Apple Pay as a model for improving pedestrian safety
What's impossible today could become your competitor's coolest feature tomorrow like how Apple Pay squeezes cash out of inefficient fraud-prevention.
I was sitting in the back of an ambulance the other day, my pedestrian wife (who is anything but pedestrian) having been run over by a taxi in NYC.
Something the EMT said got me thinking about Application Programming Interfaces (API’s) and new business models.
The EMT said that 99% of vehicle-pedestrian incidents are taxi related.
There has been a lot of NYC vehicle-pedestrian news lately, causing the city to discuss lowering the speed limit.
If the EMT is right and taxis are overwhelmingly involved, then it would have a bigger impact to specifically target taxis (whether through education or enforcement) than to just implement broad, feel good policies.
I bet you’re wondering, how does this relate to technology, let alone API’s?

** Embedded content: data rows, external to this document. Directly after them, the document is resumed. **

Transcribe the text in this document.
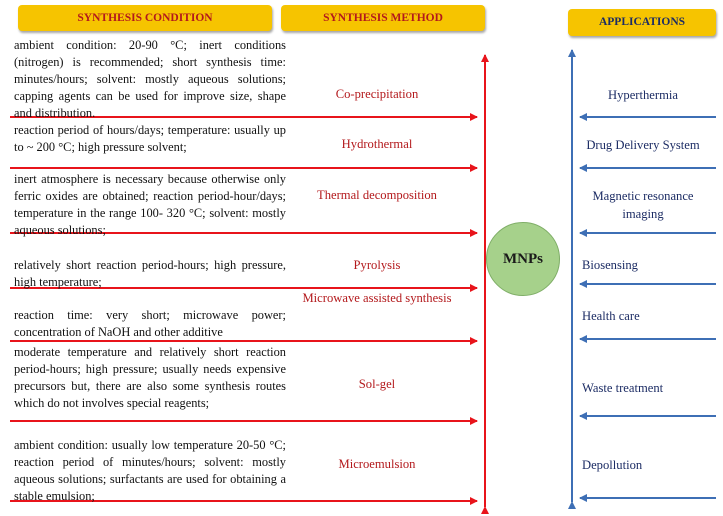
SYNTHESIS CONDITION	SYNTHESIS METHOD	APPLICATIONS
ambient condition: 20-90 °C; inert conditions (nitrogen) is recommended; short synthesis time: minutes/hours; solvent: mostly aqueous solutions; capping agents can be used for improve size, shape and distribution.
reaction period of hours/days; temperature: usually up to ~ 200 °C; high pressure solvent;
inert atmosphere is necessary because otherwise only ferric oxides are obtained; reaction period-hour/days; temperature in the range 100- 320 °C; solvent: mostly aqueous solutions;
relatively short reaction period-hours; high pressure, high temperature;
reaction time: very short; microwave power; concentration of NaOH and other additive
moderate temperature and relatively short reaction period-hours; high pressure; usually needs expensive precursors but, there are also some synthesis routes which do not involves special reagents;
ambient condition: usually low temperature 20-50 °C; reaction period of minutes/hours; solvent: mostly aqueous solutions; surfactants are used for obtaining a stable emulsion;
Co-precipitation
Hydrothermal
Thermal decomposition
Pyrolysis
Microwave assisted synthesis
Sol-gel
Microemulsion
MNPs
Hyperthermia
Drug Delivery System
Magnetic resonance imaging
Biosensing
Health care
Waste treatment
Depollution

My wife was struck by a taxi, which didn’t stop for a stop sign, made a turn and simply wasn’t paying attention.
Let’s pretend that running stop signs is a known cause for incidents.
Imagine it was an Uber and not a taxi?
What if, by tracking car movements the way it already does, Uber could enforce stop sign regulations? I don’t mean make them stop. Rather, by comparing movement against known stop sign locations they could issue violations and manage driver behavior through driver safety ratings.
What if Uber took this one step further and self-insured for any incidents relating to stop sign violations as a way to drive down insurance costs?
What if Uber used their ‘safety differentiation’ to build community support in their disruption of regulated taxi service?
One thing is for sure. If they did, regulated taxis couldn’t offer a competitive service without significant investment.
You might think that this is a crazy idea. Why would the insurance companies go for something like this? Why would the drivers?
As it turns out, there’s a model for what I’m suggesting – Apple Pay.
In short, Apple Pay is using the latest in tokenization standards to reduce fraud. They’re adding in proprietary technology (Touch ID) that their competitors haven’t deployed to make it easily accessible. As a result, they’ve supposedly been able to negotiate a per transaction cut of each transaction.
Apple may be taking on some of the fraud risk, the same way I suggest that Uber would by self-ensuring for stop sign related infractions. They can do that because of their advanced use of tokens and TouchID.
Uber has a similar advantage when it comes to driver tracking and the big data around it. They could build a model that makes sense, motivates the desired driver behavior, and creates a safer experience.
These are the kinds of ideas that need to be explored – ideas that need to be tried rather than discussed.
The research is in, and one thing is painfully obvious. Companies that wish to be leaders need to move faster than they do today.
Though it was quite a serious incident, they didn’t even use the ambulance’s sirens. Oh, and my wife is well on the mend. We’re both very grateful it wasn’t worse.